Dalam riwayat lain, dari ‘Uqbah bin ‘Amir yang diriwayatkan oleh Ibnu Majah, Nabi SAW bersabda:

“Barangsiapa memiliki tiga anak perempuan, lalu ia bersabar terhadap mereka dan memberinya pakaian sesuai kemampuannya, maka mereka akan menjadi hijab baginya dari api neraka pada hari kiamat.”

Makna sabar dalam konteks ini mencakup aspek emosional, material, dan sosial. Orang tua dituntut untuk menerima anak perempuan dengan hati lapang, mencukupi kebutuhannya, serta mendidiknya menjadi pribadi beriman dan berakhlak mulia.

Dalam Shahih Muslim, diriwayatkan:

“Barangsiapa mengasuh dua anak perempuan hingga mereka dewasa, maka pada hari kiamat ia akan datang bersama aku seperti dua jari ini.” (Rasulullah SAW menyatukan dua jarinya sebagai simbol kedekatan)

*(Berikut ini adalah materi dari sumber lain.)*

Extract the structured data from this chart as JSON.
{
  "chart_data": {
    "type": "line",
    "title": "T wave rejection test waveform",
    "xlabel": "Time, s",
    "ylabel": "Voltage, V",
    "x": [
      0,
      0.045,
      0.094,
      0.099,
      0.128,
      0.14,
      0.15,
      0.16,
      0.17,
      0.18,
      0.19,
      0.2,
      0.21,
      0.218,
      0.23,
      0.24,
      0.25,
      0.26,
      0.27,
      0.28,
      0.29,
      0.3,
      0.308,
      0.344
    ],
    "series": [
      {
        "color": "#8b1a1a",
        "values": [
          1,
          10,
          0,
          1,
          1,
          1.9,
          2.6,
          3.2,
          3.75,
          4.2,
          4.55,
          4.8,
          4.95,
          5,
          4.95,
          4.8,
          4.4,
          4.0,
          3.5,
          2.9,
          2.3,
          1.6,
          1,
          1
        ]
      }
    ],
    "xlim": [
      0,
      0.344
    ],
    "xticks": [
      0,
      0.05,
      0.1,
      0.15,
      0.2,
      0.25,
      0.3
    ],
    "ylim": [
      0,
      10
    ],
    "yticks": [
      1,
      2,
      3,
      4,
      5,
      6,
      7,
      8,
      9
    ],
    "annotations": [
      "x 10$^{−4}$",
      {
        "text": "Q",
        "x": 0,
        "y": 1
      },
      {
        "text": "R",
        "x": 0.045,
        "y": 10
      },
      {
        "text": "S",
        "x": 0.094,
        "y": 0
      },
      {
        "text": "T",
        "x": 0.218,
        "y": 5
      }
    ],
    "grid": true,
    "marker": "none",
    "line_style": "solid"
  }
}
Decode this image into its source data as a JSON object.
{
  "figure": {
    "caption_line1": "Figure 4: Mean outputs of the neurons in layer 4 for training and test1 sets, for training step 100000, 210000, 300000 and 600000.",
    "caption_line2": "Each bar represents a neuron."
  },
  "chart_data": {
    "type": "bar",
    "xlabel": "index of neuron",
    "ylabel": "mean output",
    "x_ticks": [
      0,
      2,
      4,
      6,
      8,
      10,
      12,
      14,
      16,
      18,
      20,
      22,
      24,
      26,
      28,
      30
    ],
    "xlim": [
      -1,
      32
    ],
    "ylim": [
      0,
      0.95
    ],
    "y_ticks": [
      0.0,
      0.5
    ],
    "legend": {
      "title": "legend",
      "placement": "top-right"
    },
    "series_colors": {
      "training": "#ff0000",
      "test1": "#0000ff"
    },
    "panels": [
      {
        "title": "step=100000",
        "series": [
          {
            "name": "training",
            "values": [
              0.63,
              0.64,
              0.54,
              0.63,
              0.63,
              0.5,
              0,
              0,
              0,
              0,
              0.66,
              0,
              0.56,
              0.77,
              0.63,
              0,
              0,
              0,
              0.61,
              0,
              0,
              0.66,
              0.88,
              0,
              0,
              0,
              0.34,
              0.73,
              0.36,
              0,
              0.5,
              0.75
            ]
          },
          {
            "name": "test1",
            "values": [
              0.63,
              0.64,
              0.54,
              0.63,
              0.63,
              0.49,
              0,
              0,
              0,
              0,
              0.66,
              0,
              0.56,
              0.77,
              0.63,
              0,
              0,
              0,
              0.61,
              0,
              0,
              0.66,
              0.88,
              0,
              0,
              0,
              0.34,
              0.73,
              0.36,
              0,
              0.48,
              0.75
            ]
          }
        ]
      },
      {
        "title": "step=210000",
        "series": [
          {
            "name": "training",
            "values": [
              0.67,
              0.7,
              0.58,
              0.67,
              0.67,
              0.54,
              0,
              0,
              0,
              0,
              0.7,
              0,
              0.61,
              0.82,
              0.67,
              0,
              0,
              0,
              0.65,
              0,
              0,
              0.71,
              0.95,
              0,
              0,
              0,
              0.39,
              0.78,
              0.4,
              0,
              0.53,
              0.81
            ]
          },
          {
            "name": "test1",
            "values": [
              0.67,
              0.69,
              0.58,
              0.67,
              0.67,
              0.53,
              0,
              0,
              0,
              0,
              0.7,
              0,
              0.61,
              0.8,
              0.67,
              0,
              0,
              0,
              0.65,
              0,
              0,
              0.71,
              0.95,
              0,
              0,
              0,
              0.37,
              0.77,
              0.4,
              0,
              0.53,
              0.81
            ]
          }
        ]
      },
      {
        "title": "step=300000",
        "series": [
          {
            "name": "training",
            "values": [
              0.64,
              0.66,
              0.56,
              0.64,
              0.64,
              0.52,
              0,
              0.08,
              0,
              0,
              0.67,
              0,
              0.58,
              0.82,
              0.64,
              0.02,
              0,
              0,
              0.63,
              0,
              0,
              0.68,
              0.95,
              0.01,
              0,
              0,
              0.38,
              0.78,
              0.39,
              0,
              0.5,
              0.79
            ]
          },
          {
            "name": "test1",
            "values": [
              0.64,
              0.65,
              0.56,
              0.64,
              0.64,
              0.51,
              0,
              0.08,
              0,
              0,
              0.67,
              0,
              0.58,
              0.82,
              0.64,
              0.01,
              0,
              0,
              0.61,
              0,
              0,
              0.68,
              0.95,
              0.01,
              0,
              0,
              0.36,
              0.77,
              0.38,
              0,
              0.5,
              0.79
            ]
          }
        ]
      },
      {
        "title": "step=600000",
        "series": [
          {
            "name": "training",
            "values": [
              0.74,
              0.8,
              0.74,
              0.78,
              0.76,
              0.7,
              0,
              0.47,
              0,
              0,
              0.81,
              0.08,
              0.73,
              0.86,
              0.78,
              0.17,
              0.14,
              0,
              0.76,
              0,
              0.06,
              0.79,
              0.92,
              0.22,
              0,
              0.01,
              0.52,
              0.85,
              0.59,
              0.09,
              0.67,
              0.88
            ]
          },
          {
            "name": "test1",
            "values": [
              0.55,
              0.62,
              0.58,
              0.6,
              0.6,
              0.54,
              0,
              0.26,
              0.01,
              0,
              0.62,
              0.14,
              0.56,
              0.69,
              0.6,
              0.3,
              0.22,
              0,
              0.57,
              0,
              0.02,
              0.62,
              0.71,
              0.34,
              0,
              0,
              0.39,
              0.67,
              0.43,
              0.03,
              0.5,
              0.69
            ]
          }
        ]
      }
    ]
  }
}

Hadits ini menunjukkan bahwa pengasuhan anak perempuan memiliki nilai spiritual yang tinggi. Kesejajaran orang tua dengan Rasulullah SAW pada hari kiamat merupakan simbol kemuliaan amal tersebut.

Riwayat serupa terdapat dalam Musnad Ahmad. Nabi SAW bersabda:

“Barangsiapa mengasuh dua atau tiga anak perempuan, atau dua atau tiga saudara perempuan, hingga mereka dewasa atau meninggal dalam asuhannya, maka dia dan aku seperti dua jari ini.”

Dalam Adab al-Mufrad, Imam al-Bukhari meriwayatkan sabda Rasulullah SAW:

“Barangsiapa mengasuh tiga anak perempuan, mencukupi kebutuhan mereka, dan menyayangi mereka, maka surga pasti menjadi miliknya.” Salah seorang sahabat bertanya, “Bagaimana dengan dua anak perempuan?” Nabi SAW menjawab, “Dua anak perempuan pun sama.” Ini menunjukkan bahwa syariat tidak membebani, tetapi memberi ruang luas bagi amal kebaikan dalam berbagai kadar kemampuan.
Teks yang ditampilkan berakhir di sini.